Comerciantes de Patos fazem novo protesto pela reabertura de lojas do comércio e serviços

Movimentação ocorreu por causa do recuo da Prefeitura de Patos na flexibilização do isolamento social.




Comerciantes de Patos fazem novo protesto pela reabertura de lojas do comércio e serviços. Foto: Reprodução

Comerciantes realizaram um novo protesto nesta sexta-feira (3), no Centro de Patos, no Sertão da Paraíba, por causa da desistência da Prefeitura Municipal em reabrir estabelecimentos de comércio e serviços da cidade durante esta semana. Outro movimento já havia ocorrido no dia 8 de junho, onde os comerciantes que possuem lojas no Mercado Central da cidade pediam medidas de flexibilização para que os estabelecimentos fossem reabertos.

Ao JORNAL DA PARAÍBA, a Prefeitura de Patos informou que um novo decreto será publicado até o dia 15 de julho, pois ocorreu a revogação do documento anterior que flexibilizava outros segmentos, como lojas do varejo, shoppings e galerias. Sobre o recuo na flexibilização, a Prefeitura disse que órgãos fiscalizadores recomendaram ao prefeito não abrir os segmentos citados, com o objetivo de compatibilizar as restrições afixadas no Plano Novo Normal da Paraíba.

Os participantes do ato desta sexta alegaram que muitos estabelecimentos da cidade promoveram intervenções, assim como aconteceu em outras cidades, visando a possibilidade de atender os clientes com segurança. Outra alegação é que as fiscalizações em Patos não estão acontecendo de forma efetiva, o que segundo os lojistas, tem impedido uma reabertura gradual e responsável.

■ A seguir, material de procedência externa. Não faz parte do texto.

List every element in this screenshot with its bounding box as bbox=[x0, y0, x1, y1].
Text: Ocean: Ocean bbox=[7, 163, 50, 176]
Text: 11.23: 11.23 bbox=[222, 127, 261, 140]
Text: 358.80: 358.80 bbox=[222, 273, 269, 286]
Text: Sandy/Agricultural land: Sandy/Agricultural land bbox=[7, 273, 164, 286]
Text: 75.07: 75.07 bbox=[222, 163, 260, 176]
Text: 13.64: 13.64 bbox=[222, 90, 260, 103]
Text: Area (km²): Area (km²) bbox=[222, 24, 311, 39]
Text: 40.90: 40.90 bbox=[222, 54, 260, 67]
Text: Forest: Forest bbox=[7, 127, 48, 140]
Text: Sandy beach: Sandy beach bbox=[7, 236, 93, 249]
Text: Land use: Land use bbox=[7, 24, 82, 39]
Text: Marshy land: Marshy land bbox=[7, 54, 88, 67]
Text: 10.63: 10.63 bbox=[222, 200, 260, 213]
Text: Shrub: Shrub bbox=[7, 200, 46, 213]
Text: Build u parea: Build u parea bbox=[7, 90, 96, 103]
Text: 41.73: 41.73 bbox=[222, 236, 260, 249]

Os comerciantes também falaram, durante a manifestação, que grandes lojas da cidade continuam abertas, mesmo sem comercializarem produtos considerados essenciais para a vida humana.

“Nós estamos pedindo ao prefeito que reabra as lojas. Nossos estabelecimentos estão todos preparados para atender os clientes com segurança. Temos álcool em gel, não pode entrar sem máscara, colocamos proteções em acrílico e capacitamos os nossos funcionários. Eu estou sufocado com as dívidas, tanto que já demiti seis funcionários e do jeito que vai, vou ter que demitir mais”, disse o lojista Pietro Ferreira, em entrevista à TV Sol.